ROME — In what has become a vintage touch of his pastoral style, Pope Francis once again celebrated the Holy Thursday Mass of the Last Supper at a prison, where he washed the feet of 12 inmates, men and women, from Nigeria, Congo, Ecuador, Brazil, and Italy — as well as one toddler.

“Jesus never tires of loving,” Francis told the 300 inmates gathered in the chapel of Rome’s Rebibbia prison, famed as the place where Pope St. John Paul II visited in 1983 to forgive his attempted assassin, Mehmet Ali Agca.

“He loves each one of us, to the point that he gave his life for us,” Francis said on Thursday. “Jesus never tires of loving, forgiving, embracing us.”

The pontiff quoted a passage from the Gospel that says God remembers and loves “even those forgotten by their mothers.”

Before entering the chapel, the pontiff greeted 150 of the 2,100 men and women held in the detention center located on the outskirts of Rome. Among the prisoners gathered in the Church of Our Father were 15 mothers with their children.

Most of those taking part had tears in their eyes during the ceremony.

“I’ll wash the feet of 12 of your brothers and sisters who represent all of you here today,” Francis said, after explaining that the rite commemorates the example of Jesus who washed the feet of his apostles on Holy Thursday, ahead of his death on the Cross the next day.

“The love that Jesus has for us is so big,” the pope said, “that he became a slave to serve us, to take care of us, to purify us.”

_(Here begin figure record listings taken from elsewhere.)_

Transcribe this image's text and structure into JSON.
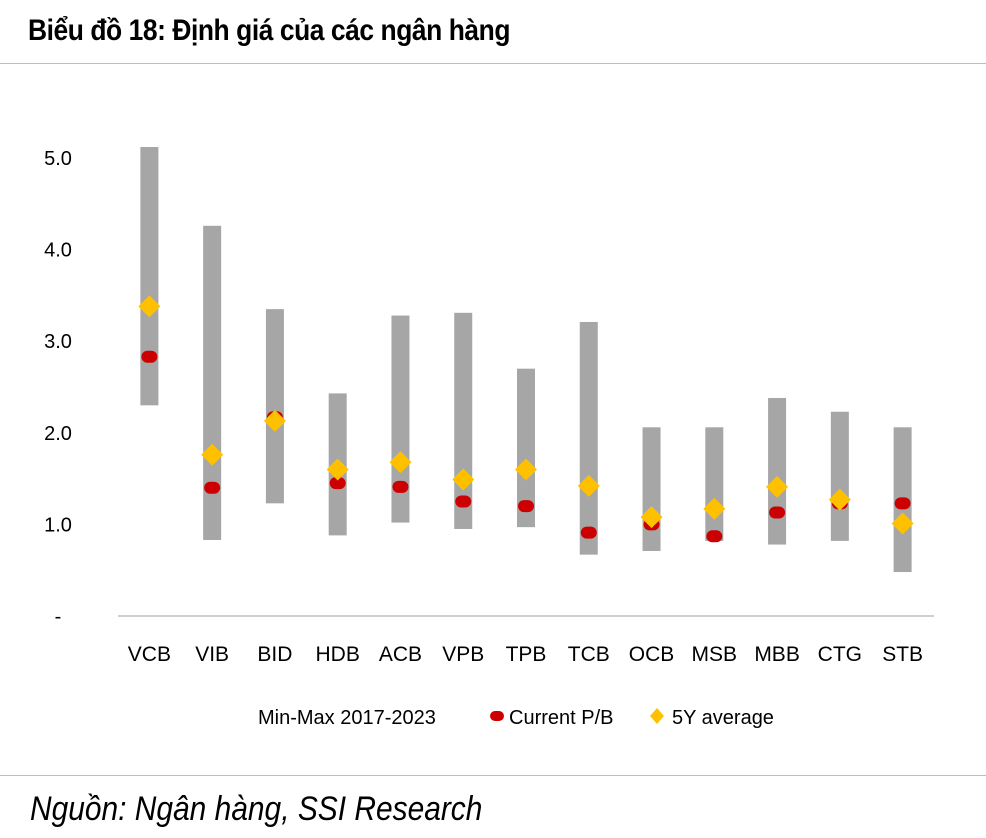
{
  "title": "Biểu đồ 18: Định giá của các ngân hàng",
  "source": "Nguồn: Ngân hàng, SSI Research",
  "colors": {
    "range": "#a6a6a6",
    "current": "#cc0000",
    "average": "#ffc000",
    "axis": "#d0d0d0"
  },
  "chart_data": {
    "type": "range",
    "categories": [
      "VCB",
      "VIB",
      "BID",
      "HDB",
      "ACB",
      "VPB",
      "TPB",
      "TCB",
      "OCB",
      "MSB",
      "MBB",
      "CTG",
      "STB"
    ],
    "yticks": [
      "-",
      "1.0",
      "2.0",
      "3.0",
      "4.0",
      "5.0"
    ],
    "ylim": [
      0,
      5.0
    ],
    "series": [
      {
        "name": "Min-Max 2017-2023",
        "min": [
          2.3,
          0.83,
          1.23,
          0.88,
          1.02,
          0.95,
          0.97,
          0.67,
          0.71,
          0.82,
          0.78,
          0.82,
          0.48
        ],
        "max": [
          5.12,
          4.26,
          3.35,
          2.43,
          3.28,
          3.31,
          2.7,
          3.21,
          2.06,
          2.06,
          2.38,
          2.23,
          2.06
        ]
      },
      {
        "name": "Current P/B",
        "values": [
          2.83,
          1.4,
          2.17,
          1.45,
          1.41,
          1.25,
          1.2,
          0.91,
          1.0,
          0.87,
          1.13,
          1.23,
          1.23
        ]
      },
      {
        "name": "5Y average",
        "values": [
          3.38,
          1.76,
          2.13,
          1.6,
          1.68,
          1.49,
          1.6,
          1.42,
          1.08,
          1.17,
          1.41,
          1.27,
          1.01
        ]
      }
    ],
    "legend_position": "bottom"
  }
}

“I, too, have the need to be cleansed by the Lord, so please, during this Mass, pray for me, so that God cleans my dirt, so that I, too, can be your slave, at the service of the people, as Jesus was,” Francis said.

The Argentinian pontiff is fond of choosing a non-traditional setting to perform this gesture of service.

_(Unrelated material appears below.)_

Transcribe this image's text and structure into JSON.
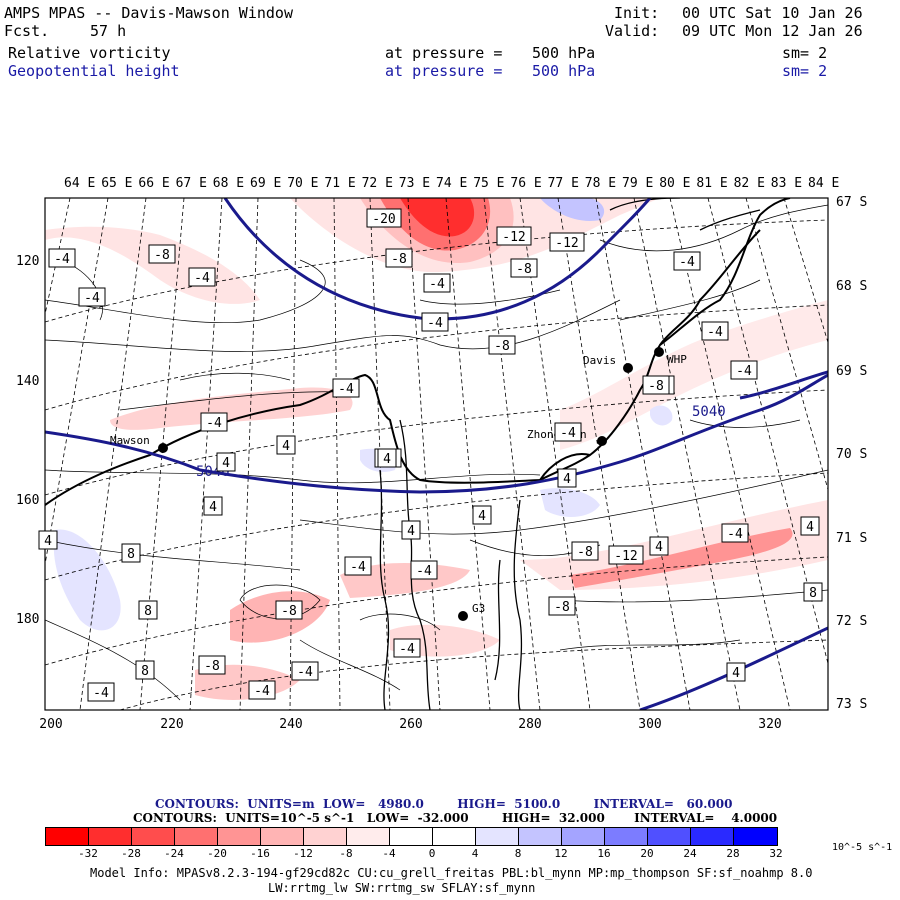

On the first Holy Thursday after his election as pope, Francis washed the feet of 12 young people, not all of them Catholic, while he celebrated Mass at Rome’s juvenile detention center Casal del Marmo.

In 2014, Francis visited the center “Don Gnocchi” for the elderly and disabled. On that occasion, the participants in the foot-washing ritual ranged in age from 16 to 86, and several were in wheelchairs with their feet swollen or disfigured.

While he was still archbishop of Buenos Aires, then-Cardinal Jorge Mario Bergoglio used to celebrate Holy Thursday Mass outside of the local cathedral, choosing to do so instead in detention centers, hospitals, hospices, and rehabilitation centers for drug addicts.

Francis isn’t the first pope to celebrate a Mass at a prison; Benedict XVI, for example, did so in 2007. He is, however, the first one in modern history to celebrate a Holy Thursday liturgy outside either St. Peter’s Basilica or the Basilica of St. John Lateran.

The fact that Francis once again included women in the ritual may stir new umbrage among tradition-minded Catholics, who point out that Church rules technically specify that only men should take part because Jesus’s disciples on Holy Thursday were all male.